As to defendant's testimony that he did not see the victims until he struck them it is settled that this constitutes no defense. This is the law in civil cases. Brown v. Saunders, D.C.Mun.App., 89 A.2d 632; Brown v. Clancy, D.C.Mun.App., 43 A.2d 296; Capital Transit Co. v. Holloway, D.C. Mun.App., 35 A.2d 649. It is also the law in criminal cases. In Ziegler v. District of Columbia, D.C.Mun.App., 71 A.2d 618, a defendant was charged with violating a traffic regulation which required that a motorist give full time and attention to the operation of his vehicle. The evidence showed that as he was making a left turn five small children were attempting to cross the street. Three of them crossed in safety but he struck the other two. Despite his explanation that in directing his attention toward the three children he had seen he failed to see the other two children, he was convicted and we affirmed.

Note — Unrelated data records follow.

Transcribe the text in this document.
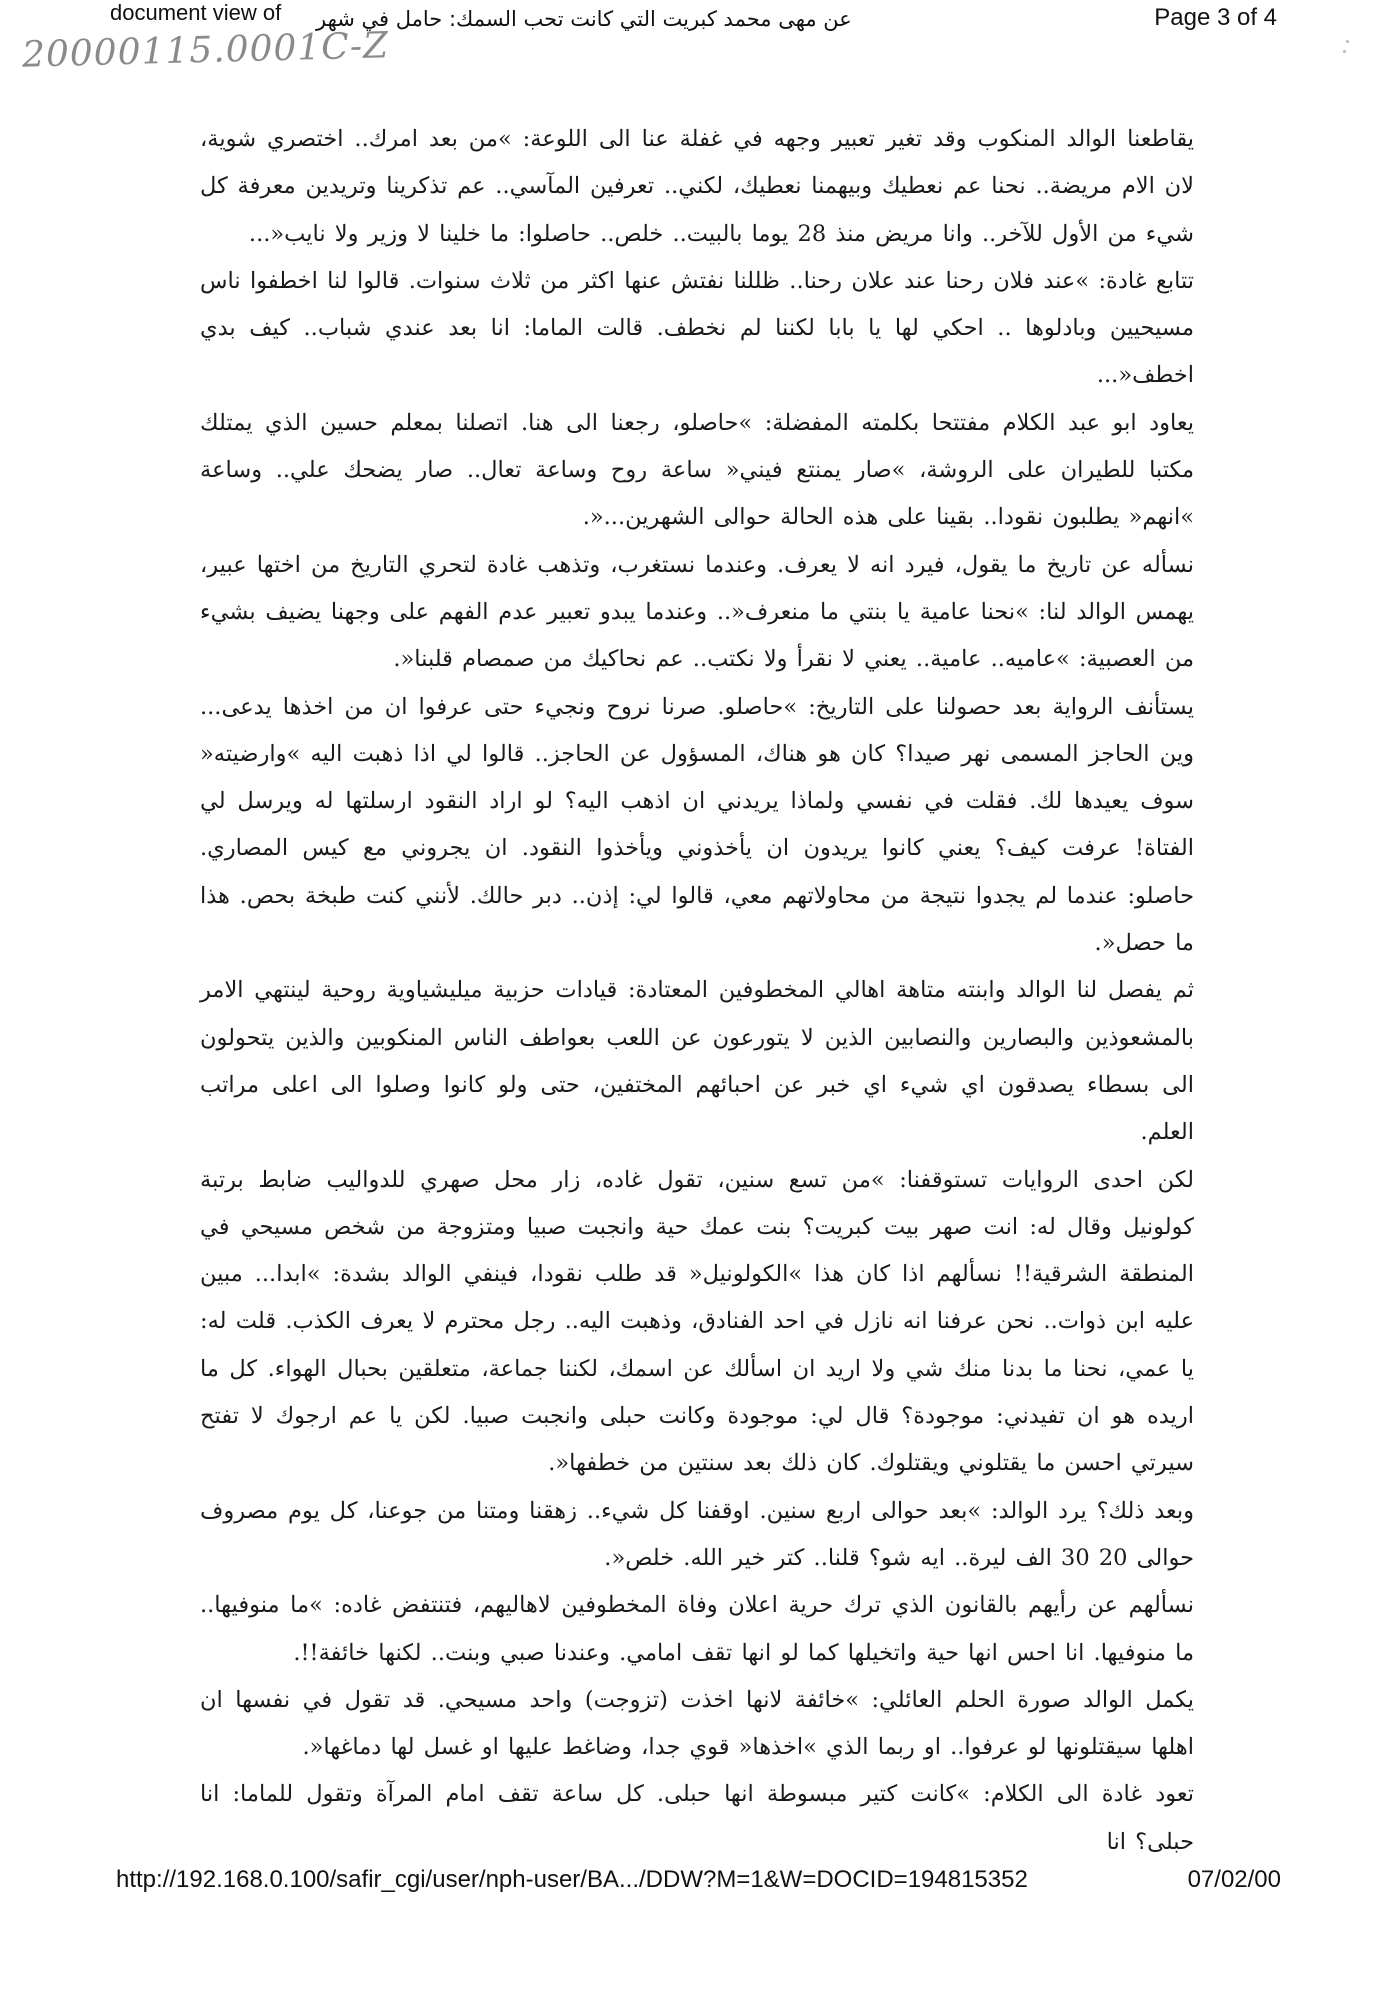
document view of عن مهى محمد كبريت التي كانت تحب السمك: حامل في شهر	Page 3 of 4
20000115.0001C-Z

يقاطعنا الوالد المنكوب وقد تغير تعبير وجهه في غفلة عنا الى اللوعة: »من بعد امرك.. اختصري شوية، لان الام مريضة.. نحنا عم نعطيك وبيهمنا نعطيك، لكني.. تعرفين المآسي.. عم تذكرينا وتريدين معرفة كل شيء من الأول للآخر.. وانا مريض منذ 28 يوما بالبيت.. خلص.. حاصلوا: ما خلينا لا وزير ولا نايب«...

تتابع غادة: »عند فلان رحنا عند علان رحنا.. ظللنا نفتش عنها اكثر من ثلاث سنوات. قالوا لنا اخطفوا ناس مسيحيين وبادلوها .. احكي لها يا بابا لكننا لم نخطف. قالت الماما: انا بعد عندي شباب.. كيف بدي اخطف«...

يعاود ابو عبد الكلام مفتتحا بكلمته المفضلة: »حاصلو، رجعنا الى هنا. اتصلنا بمعلم حسين الذي يمتلك مكتبا للطيران على الروشة، »صار يمنتع فيني« ساعة روح وساعة تعال.. صار يضحك علي.. وساعة »انهم« يطلبون نقودا.. بقينا على هذه الحالة حوالى الشهرين...«.

نسأله عن تاريخ ما يقول، فيرد انه لا يعرف. وعندما نستغرب، وتذهب غادة لتحري التاريخ من اختها عبير، يهمس الوالد لنا: »نحنا عامية يا بنتي ما منعرف«.. وعندما يبدو تعبير عدم الفهم على وجهنا يضيف بشيء من العصبية: »عاميه.. عامية.. يعني لا نقرأ ولا نكتب.. عم نحاكيك من صمصام قلبنا«.

يستأنف الرواية بعد حصولنا على التاريخ: »حاصلو. صرنا نروح ونجيء حتى عرفوا ان من اخذها يدعى... وين الحاجز المسمى نهر صيدا؟ كان هو هناك، المسؤول عن الحاجز.. قالوا لي اذا ذهبت اليه »وارضيته« سوف يعيدها لك. فقلت في نفسي ولماذا يريدني ان اذهب اليه؟ لو اراد النقود ارسلتها له ويرسل لي الفتاة! عرفت كيف؟ يعني كانوا يريدون ان يأخذوني ويأخذوا النقود. ان يجروني مع كيس المصاري. حاصلو: عندما لم يجدوا نتيجة من محاولاتهم معي، قالوا لي: إذن.. دبر حالك. لأنني كنت طبخة بحص. هذا ما حصل«.

ثم يفصل لنا الوالد وابنته متاهة اهالي المخطوفين المعتادة: قيادات حزبية ميليشياوية روحية لينتهي الامر بالمشعوذين والبصارين والنصابين الذين لا يتورعون عن اللعب بعواطف الناس المنكوبين والذين يتحولون الى بسطاء يصدقون اي شيء اي خبر عن احبائهم المختفين، حتى ولو كانوا وصلوا الى اعلى مراتب العلم.

لكن احدى الروايات تستوقفنا: »من تسع سنين، تقول غاده، زار محل صهري للدواليب ضابط برتبة كولونيل وقال له: انت صهر بيت كبريت؟ بنت عمك حية وانجبت صبيا ومتزوجة من شخص مسيحي في المنطقة الشرقية!! نسألهم اذا كان هذا »الكولونيل« قد طلب نقودا، فينفي الوالد بشدة: »ابدا... مبين عليه ابن ذوات.. نحن عرفنا انه نازل في احد الفنادق، وذهبت اليه.. رجل محترم لا يعرف الكذب. قلت له: يا عمي، نحنا ما بدنا منك شي ولا اريد ان اسألك عن اسمك، لكننا جماعة، متعلقين بحبال الهواء. كل ما اريده هو ان تفيدني: موجودة؟ قال لي: موجودة وكانت حبلى وانجبت صبيا. لكن يا عم ارجوك لا تفتح سيرتي احسن ما يقتلوني ويقتلوك. كان ذلك بعد سنتين من خطفها«.

وبعد ذلك؟ يرد الوالد: »بعد حوالى اربع سنين. اوقفنا كل شيء.. زهقنا ومتنا من جوعنا، كل يوم مصروف حوالى 20 30 الف ليرة.. ايه شو؟ قلنا.. كتر خير الله. خلص«.

نسألهم عن رأيهم بالقانون الذي ترك حرية اعلان وفاة المخطوفين لاهاليهم، فتنتفض غاده: »ما منوفيها.. ما منوفيها. انا احس انها حية واتخيلها كما لو انها تقف امامي. وعندنا صبي وبنت.. لكنها خائفة!!.

يكمل الوالد صورة الحلم العائلي: »خائفة لانها اخذت (تزوجت) واحد مسيحي. قد تقول في نفسها ان اهلها سيقتلونها لو عرفوا.. او ربما الذي »اخذها« قوي جدا، وضاغط عليها او غسل لها دماغها«.

تعود غادة الى الكلام: »كانت كتير مبسوطة انها حبلى. كل ساعة تقف امام المرآة وتقول للماما: انا حبلى؟ انا

http://192.168.0.100/safir_cgi/user/nph-user/BA.../DDW?M=1&W=DOCID=194815352	07/02/00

Appellant says that the trial court "erred in not allowing defendant to present testimony that complaining witnesses were in fact unlawfully crossing street." But the record does not show that the trial court excluded any evidence whatever or denied appellant the opportunity of presenting evidence on this or any other part of his defense, on cross-examination or otherwise.

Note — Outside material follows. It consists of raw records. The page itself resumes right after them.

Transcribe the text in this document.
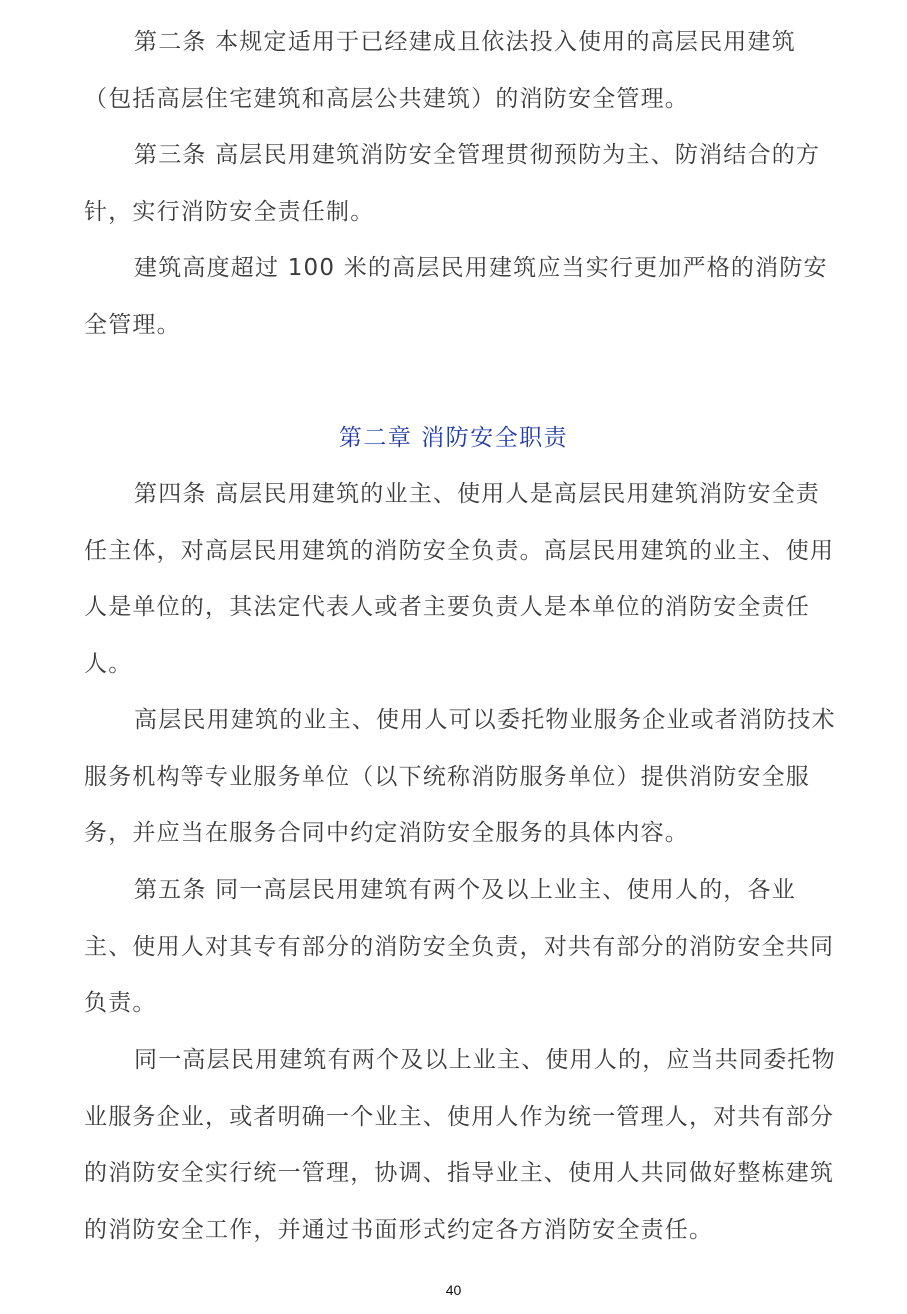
第二条 本规定适用于已经建成且依法投入使用的高层民用建筑（包括高层住宅建筑和高层公共建筑）的消防安全管理。

第三条 高层民用建筑消防安全管理贯彻预防为主、防消结合的方针，实行消防安全责任制。

建筑高度超过 100 米的高层民用建筑应当实行更加严格的消防安全管理。

第二章 消防安全职责

第四条 高层民用建筑的业主、使用人是高层民用建筑消防安全责任主体，对高层民用建筑的消防安全负责。高层民用建筑的业主、使用人是单位的，其法定代表人或者主要负责人是本单位的消防安全责任人。

高层民用建筑的业主、使用人可以委托物业服务企业或者消防技术服务机构等专业服务单位（以下统称消防服务单位）提供消防安全服务，并应当在服务合同中约定消防安全服务的具体内容。

第五条 同一高层民用建筑有两个及以上业主、使用人的，各业主、使用人对其专有部分的消防安全负责，对共有部分的消防安全共同负责。

同一高层民用建筑有两个及以上业主、使用人的，应当共同委托物业服务企业，或者明确一个业主、使用人作为统一管理人，对共有部分的消防安全实行统一管理，协调、指导业主、使用人共同做好整栋建筑的消防安全工作，并通过书面形式约定各方消防安全责任。

40
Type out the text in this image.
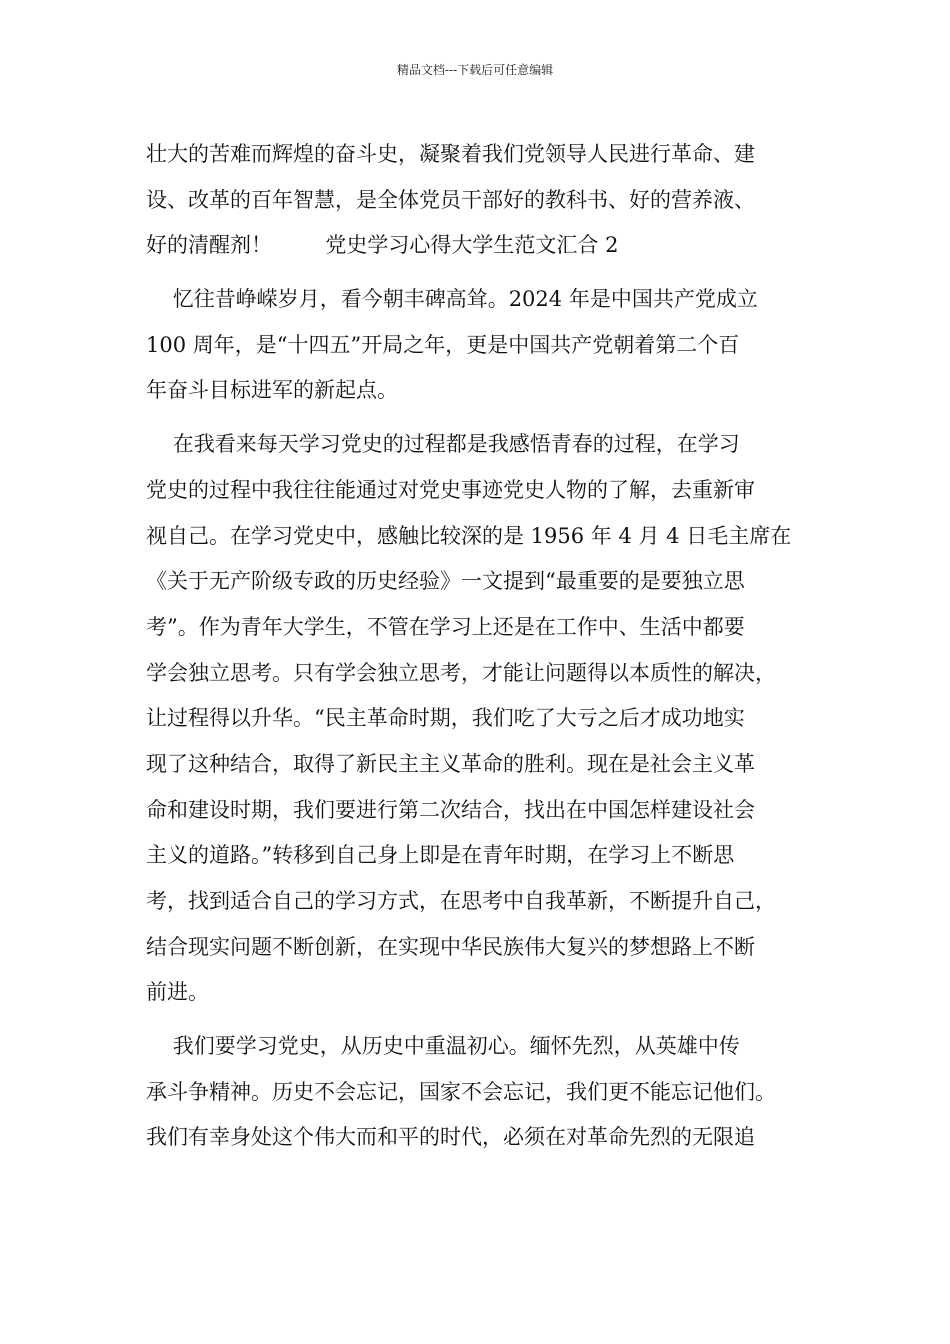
精品文档---下载后可任意编辑
壮大的苦难而辉煌的奋斗史，凝聚着我们党领导人民进行革命、建
设、改革的百年智慧，是全体党员干部好的教科书、好的营养液、
好的清醒剂！        党史学习心得大学生范文汇合 2
忆往昔峥嵘岁月，看今朝丰碑高耸。2024 年是中国共产党成立
100 周年，是“十四五”开局之年，更是中国共产党朝着第二个百
年奋斗目标进军的新起点。
在我看来每天学习党史的过程都是我感悟青春的过程，在学习
党史的过程中我往往能通过对党史事迹党史人物的了解，去重新审
视自己。在学习党史中，感触比较深的是 1956 年 4 月 4 日毛主席在
《关于无产阶级专政的历史经验》一文提到“最重要的是要独立思
考”。作为青年大学生，不管在学习上还是在工作中、生活中都要
学会独立思考。只有学会独立思考，才能让问题得以本质性的解决，
让过程得以升华。“民主革命时期，我们吃了大亏之后才成功地实
现了这种结合，取得了新民主主义革命的胜利。现在是社会主义革
命和建设时期，我们要进行第二次结合，找出在中国怎样建设社会
主义的道路。”转移到自己身上即是在青年时期，在学习上不断思
考，找到适合自己的学习方式，在思考中自我革新，不断提升自己，
结合现实问题不断创新，在实现中华民族伟大复兴的梦想路上不断
前进。
我们要学习党史，从历史中重温初心。缅怀先烈，从英雄中传
承斗争精神。历史不会忘记，国家不会忘记，我们更不能忘记他们。
我们有幸身处这个伟大而和平的时代，必须在对革命先烈的无限追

Another assignment of error charges that Mrs. Sully was improperly permitted to be in the company of her husband following her testimony and prior to the husband's testimony. Again the appellant is making a contention not supported by the record. The statement of evidence recites that Mr. Sully testified ahead of his wife. Moreover the record does not indicate that either party requested the exclusion or segregation of witnesses.

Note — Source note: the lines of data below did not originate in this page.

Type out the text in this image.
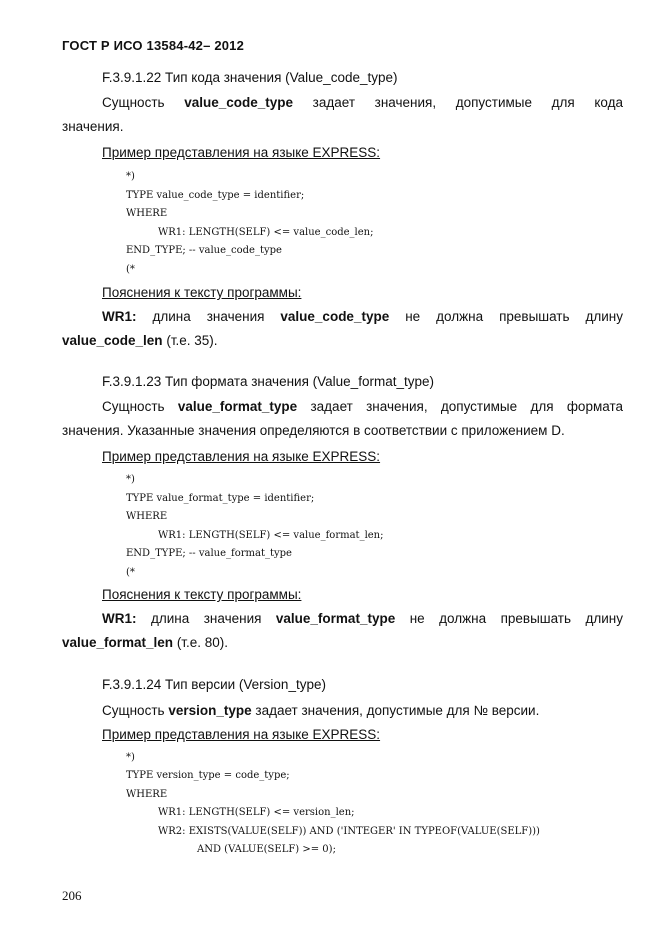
ГОСТ Р ИСО 13584-42– 2012
F.3.9.1.22 Тип кода значения (Value_code_type)
Сущность value_code_type задает значения, допустимые для кода
значения.
Пример представления на языке EXPRESS:
*)
TYPE value_code_type = identifier;
WHERE
WR1: LENGTH(SELF) <= value_code_len;
END_TYPE; -- value_code_type
(*
Пояснения к тексту программы:
WR1: длина значения value_code_type не должна превышать длину
value_code_len (т.е. 35).
F.3.9.1.23 Тип формата значения (Value_format_type)
Сущность value_format_type задает значения, допустимые для формата
значения. Указанные значения определяются в соответствии с приложением D.
Пример представления на языке EXPRESS:
*)
TYPE value_format_type = identifier;
WHERE
WR1: LENGTH(SELF) <= value_format_len;
END_TYPE; -- value_format_type
(*
Пояснения к тексту программы:
WR1: длина значения value_format_type не должна превышать длину
value_format_len (т.е. 80).
F.3.9.1.24 Тип версии (Version_type)
Сущность version_type задает значения, допустимые для № версии.
Пример представления на языке EXPRESS:
*)
TYPE version_type = code_type;
WHERE
WR1: LENGTH(SELF) <= version_len;
WR2: EXISTS(VALUE(SELF)) AND ('INTEGER' IN TYPEOF(VALUE(SELF)))
AND (VALUE(SELF) >= 0);
206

Appellant complains that the trial court exceeded its powers in imposing sentence because it added to the sentence of $50 the words "or 50 days."[1] We have several times ruled that the Code authorizes this method of sentencing and that such does not constitute a jail sentence but is a necessary and proper method of enforcing payment of a fine. Perlich v. District of Columbia, D.C.Mun.App., 90 A.2d 227, and cases there cited.

Another matter requires a word of mention. In his brief appellant says that he should have been permitted a continuance. But refusal of a continuance was not included in the assignments of error filed in the trial court nor in those listed in appellant's brief in this court. He does argue the point in his brief under a general argument that the trial court displayed prejudice and bias. This specific charge and the general charge with which it is presented have no support in the record. The transcript shows the following: "When the case was called, defendant stated that his counsel was engaged before the District Court of the United States but that he would appear later. When the case was called again defendant's counsel was still engaged before another court. A continuance date was discussed but no satisfactory date was agreed upon by the parties and thereafter defendant was asked if he were willing to proceed without counsel, to which he answered in the affirmative." Obviously under these circumstances we must rule that appellant can claim no prejudice.

Because of the seriousness to defendant of the conviction and the effect it may have on his livelihood we have given particular care to the study of this case. Having in mind the adverse weather conditions and poor visibility with which he was confronted at the time, it is fair to say that we do not thnk his offense was of an extreme or aggravated nature. But it is no part of our function to weigh the degree or extent of a defendant's guilt. Our function is only to decide whether the evidence supports the conviction. We are satisfied that it does, and that it reveals no prejudicial error.

Affirmed.

NOTES

[1] Appellant says that this part of the sentence was not made known to him at the time but was added later without his knowledge. The record does not reveal that this was so.